Net profit in the three months ending June 30 reached Dh120 million compared with Dh158m a year earlier, it said in a statement on Thursday. EFG Hermes and Sico Bahrain had forecast the Sharjah-based low-cost airline would post a profit of Dh148.4m and Dh85.98m respectively. Quarterly revenues increased four per cent year-on-year to Dh938m.
"Trading conditions continue to be influenced by the regional geopolitical and economic challenges," Sheikh Abdullah Al Thani, chairman of Air Arabia, said.
The International Air Transport Association, which represents about 280 carriers, slashed its forecast of global airlines' profits by 12 per cent to $33.8 billion this year as the industry faces higher fuel costs and geopolitical tensions that would increase its operating risks.
Air Arabia said it recorded "strong profits" despite the "economic pressure that airlines have witnessed in the second quarter of this year, which was driven by lower yield margins, higher fuel prices and seasonality shift in traffic that the market has experienced."
The airline carried more than 2.05 million passengers in the second quarter, little changed from the same period last year. Load factor-a measure of seats filled-reached 78 per cent compared to 79 per cent a year earlier.

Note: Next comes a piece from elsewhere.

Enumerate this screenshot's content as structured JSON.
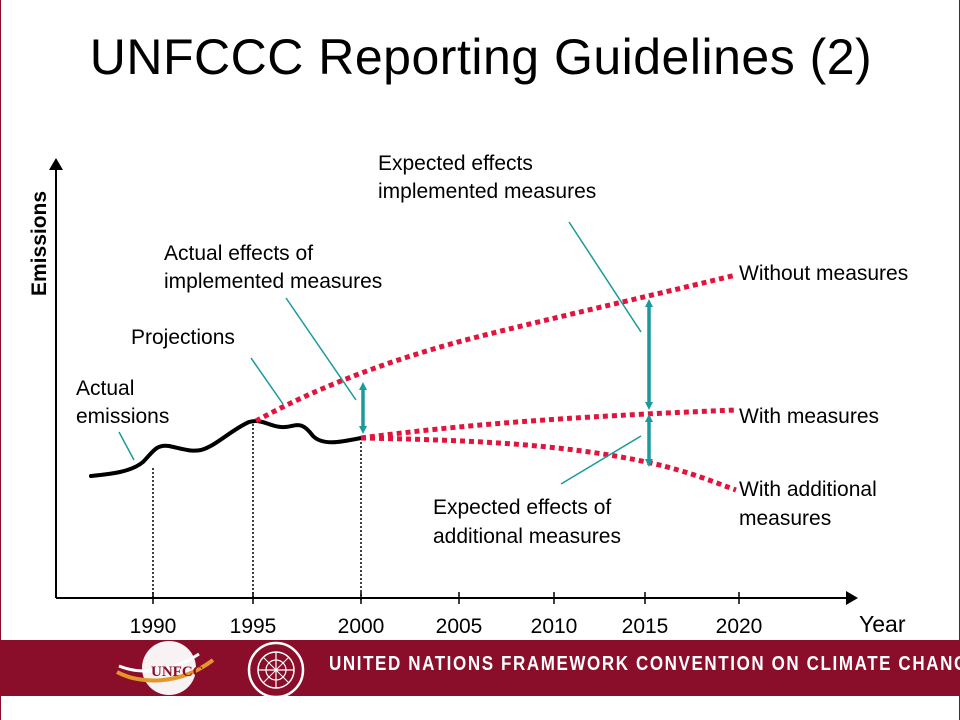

In June, Air Arabia said it has a $336m exposure to funds managed by the Abraaj Group, the Dubai-based private equity firm that has filed for provisional liquidation. The airline said there is "no significant impact" on its business or liquidity status and that it has appointed a team of experts to ensure its rights are being protected during the court-supervised restructuring of Abraaj's funds.
Air Arabia operates flights from hubs in the UAE, Morocco, and Egypt to more than 150 destinations with a fleet of 53 Airbus aircraft.
The airline is considering both Boeing 737 and Airbus A320 models for a 100-plane requirement worth about $11bn at list prices, Adel Ali, Air Arabia chief executive, told Bloomberg in July during the Farnborough air show.
It may be worth absorbing the extra costs of running a mixed fleet if Boeing’s jets are more competitive, he said. The carrier needs the new planes both for fleet renewal and for growth.
The airline added 12 new routes to its network in the first half of 2018, it said.